At the end of a 44-week training cycle, candidates for the Army special-forces insignia report to Capt. Juan Orama, who tells them that the 3,000 square miles of North Carolina forest in which they will operate has been conquered and renamed Occupied Pineland.
Acting as an A-Team detachment from a neutral nation responding to a request of the Pineland government in exile, the troops must secretly infiltrate the area to train, assist and advise a local guerrilla and resistance force.
About 150 combat troops and scouts from the esteemed 82nd Airborne Division, also based at Ft. Bragg, serve as occupying forces instructed to seek, harry and, if possible, capture the Green Beret trainees. This is the kind of intraservice rivalry the Airborne lives for, and the trainees the A-Team parachutes into Occupied Pineland, they embark upon a 17-hour forced march through Airborne patrols to rendezvous with the local guerrillas. The 12 troopers have weapons-with safety plugs in the muzzles-field gear and an ample supply of don, the local currency, for bribes. Other than that, they must live undercover and off the land.
But no matter how much training these future special-forces troops already have endured, and whatever tricks their survival instructors have thrown at them so far, none of these green Green Berets could have anticipated Dr. O.O. Gabooga.
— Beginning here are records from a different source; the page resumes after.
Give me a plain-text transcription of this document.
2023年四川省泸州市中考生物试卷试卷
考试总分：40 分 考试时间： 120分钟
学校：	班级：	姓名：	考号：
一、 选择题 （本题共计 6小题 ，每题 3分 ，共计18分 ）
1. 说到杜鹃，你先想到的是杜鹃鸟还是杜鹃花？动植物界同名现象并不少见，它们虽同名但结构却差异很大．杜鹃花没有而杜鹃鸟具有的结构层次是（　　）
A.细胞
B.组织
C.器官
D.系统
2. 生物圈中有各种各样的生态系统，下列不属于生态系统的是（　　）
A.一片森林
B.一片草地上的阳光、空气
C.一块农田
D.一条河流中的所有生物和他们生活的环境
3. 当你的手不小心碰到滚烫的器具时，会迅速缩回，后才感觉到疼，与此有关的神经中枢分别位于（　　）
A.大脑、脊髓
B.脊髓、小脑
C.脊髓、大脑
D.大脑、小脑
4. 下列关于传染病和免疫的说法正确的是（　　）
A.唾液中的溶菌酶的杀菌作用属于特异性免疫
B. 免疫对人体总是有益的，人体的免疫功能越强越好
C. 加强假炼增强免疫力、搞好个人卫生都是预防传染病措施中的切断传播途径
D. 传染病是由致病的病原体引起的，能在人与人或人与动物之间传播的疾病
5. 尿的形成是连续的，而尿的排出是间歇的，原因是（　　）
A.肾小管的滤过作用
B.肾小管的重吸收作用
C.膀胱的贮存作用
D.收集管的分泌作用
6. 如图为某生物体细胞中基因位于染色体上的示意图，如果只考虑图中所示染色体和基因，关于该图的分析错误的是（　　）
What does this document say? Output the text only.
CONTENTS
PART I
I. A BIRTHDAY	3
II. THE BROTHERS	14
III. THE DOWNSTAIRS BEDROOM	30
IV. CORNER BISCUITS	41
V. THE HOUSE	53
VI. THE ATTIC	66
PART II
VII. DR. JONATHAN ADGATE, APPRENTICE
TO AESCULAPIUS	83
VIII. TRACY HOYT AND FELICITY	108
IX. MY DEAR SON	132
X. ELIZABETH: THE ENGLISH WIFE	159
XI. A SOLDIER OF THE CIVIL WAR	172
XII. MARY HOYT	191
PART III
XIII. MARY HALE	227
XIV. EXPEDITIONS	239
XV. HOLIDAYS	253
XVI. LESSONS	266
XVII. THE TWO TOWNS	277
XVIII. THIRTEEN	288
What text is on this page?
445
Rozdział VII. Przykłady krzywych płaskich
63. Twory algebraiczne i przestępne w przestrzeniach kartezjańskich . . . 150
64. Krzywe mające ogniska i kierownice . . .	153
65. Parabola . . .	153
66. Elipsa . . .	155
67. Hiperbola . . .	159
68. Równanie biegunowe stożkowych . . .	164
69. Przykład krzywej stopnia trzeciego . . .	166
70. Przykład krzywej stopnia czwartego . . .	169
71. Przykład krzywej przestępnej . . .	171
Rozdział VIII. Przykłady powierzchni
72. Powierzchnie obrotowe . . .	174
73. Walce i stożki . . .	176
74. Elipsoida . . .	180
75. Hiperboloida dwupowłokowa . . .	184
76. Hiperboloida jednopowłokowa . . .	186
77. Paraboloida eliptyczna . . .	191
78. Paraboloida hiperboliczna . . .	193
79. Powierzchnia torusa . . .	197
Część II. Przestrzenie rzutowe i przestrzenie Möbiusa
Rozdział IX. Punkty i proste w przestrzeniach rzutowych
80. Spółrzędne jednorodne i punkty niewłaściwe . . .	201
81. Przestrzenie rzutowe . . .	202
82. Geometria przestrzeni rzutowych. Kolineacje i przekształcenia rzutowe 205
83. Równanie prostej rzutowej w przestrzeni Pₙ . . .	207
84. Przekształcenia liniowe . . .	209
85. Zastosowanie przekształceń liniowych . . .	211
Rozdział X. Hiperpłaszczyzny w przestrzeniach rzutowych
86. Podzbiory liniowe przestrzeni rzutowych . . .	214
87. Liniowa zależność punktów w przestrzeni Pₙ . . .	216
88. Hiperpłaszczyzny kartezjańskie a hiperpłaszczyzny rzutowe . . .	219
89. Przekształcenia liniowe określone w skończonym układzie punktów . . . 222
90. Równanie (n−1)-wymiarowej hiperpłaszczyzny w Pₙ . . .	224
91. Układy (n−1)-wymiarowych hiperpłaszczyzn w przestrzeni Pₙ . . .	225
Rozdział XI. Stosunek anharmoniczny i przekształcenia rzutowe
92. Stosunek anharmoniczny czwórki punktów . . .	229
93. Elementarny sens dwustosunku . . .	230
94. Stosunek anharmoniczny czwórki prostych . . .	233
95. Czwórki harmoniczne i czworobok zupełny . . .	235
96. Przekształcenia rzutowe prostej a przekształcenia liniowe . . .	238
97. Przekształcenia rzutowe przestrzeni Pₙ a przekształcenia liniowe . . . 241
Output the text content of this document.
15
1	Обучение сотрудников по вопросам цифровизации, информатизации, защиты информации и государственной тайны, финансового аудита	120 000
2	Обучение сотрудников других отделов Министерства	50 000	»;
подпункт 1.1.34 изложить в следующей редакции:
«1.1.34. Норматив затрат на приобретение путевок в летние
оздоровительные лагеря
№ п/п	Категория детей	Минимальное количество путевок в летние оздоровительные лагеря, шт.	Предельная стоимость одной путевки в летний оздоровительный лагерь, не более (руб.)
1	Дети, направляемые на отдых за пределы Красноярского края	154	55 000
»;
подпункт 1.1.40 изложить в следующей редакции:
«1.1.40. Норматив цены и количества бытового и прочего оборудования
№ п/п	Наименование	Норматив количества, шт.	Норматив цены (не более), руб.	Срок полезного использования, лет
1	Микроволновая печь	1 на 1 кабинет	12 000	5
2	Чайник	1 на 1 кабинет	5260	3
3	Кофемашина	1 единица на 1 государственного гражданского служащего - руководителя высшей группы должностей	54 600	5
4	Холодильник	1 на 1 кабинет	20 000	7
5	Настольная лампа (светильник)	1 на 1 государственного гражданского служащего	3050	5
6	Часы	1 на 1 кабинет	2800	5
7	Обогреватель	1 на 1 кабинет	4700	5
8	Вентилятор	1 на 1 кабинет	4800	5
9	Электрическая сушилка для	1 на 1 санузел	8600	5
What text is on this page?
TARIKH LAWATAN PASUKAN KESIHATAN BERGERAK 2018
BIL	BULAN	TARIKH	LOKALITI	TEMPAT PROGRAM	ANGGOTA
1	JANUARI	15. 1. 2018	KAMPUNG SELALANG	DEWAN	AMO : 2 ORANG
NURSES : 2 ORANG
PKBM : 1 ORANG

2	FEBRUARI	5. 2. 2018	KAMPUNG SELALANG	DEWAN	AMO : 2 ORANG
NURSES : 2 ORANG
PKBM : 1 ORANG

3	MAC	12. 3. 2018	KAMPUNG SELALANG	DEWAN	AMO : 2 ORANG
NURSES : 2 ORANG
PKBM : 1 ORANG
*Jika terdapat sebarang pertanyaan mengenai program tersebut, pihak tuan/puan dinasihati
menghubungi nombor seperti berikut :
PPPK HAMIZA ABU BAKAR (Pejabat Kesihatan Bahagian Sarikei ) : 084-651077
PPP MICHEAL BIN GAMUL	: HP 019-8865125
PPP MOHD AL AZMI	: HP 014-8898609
At the guerrilla`s base camp, the forest hootch of Gabooga is scrap wood, tarps and chicken wire topped by a sign that reads, in its own native lingo:
Dr. O.O. Gabooga. Healer. Channelar. Pharmasist. Celestial Merchant. Bloodletting, Castration, Leech Farmer.
”This is our cross-cultural training,” Orama explains. As if being chased across rural North Carolina by 150 crack paratroopers from the rival 82nd Airborne isn`t enough, the Army print-shop workers drafted to play the role of a primitive guerrilla band have been told to be as cultural as they wanted.
Pfc. Kevin Antheunisse takes Orama at his word. With a shredded uniform, worn sneakers, face paint and a magic cane topped by a snake head, he is transformed into the mad witch doctor Gabooga and sets up a frustrating set of rituals and rites that, if violated, demand death to the Green Berets.
The mission almost is scrapped when the guerrillas, believe it or not, call for executing a Green Beret for a verbal faux pas that offends the gods. Nobody will say how many don changed hands before the mission continues and the careers of these 12 Green Beret candidates are back on track.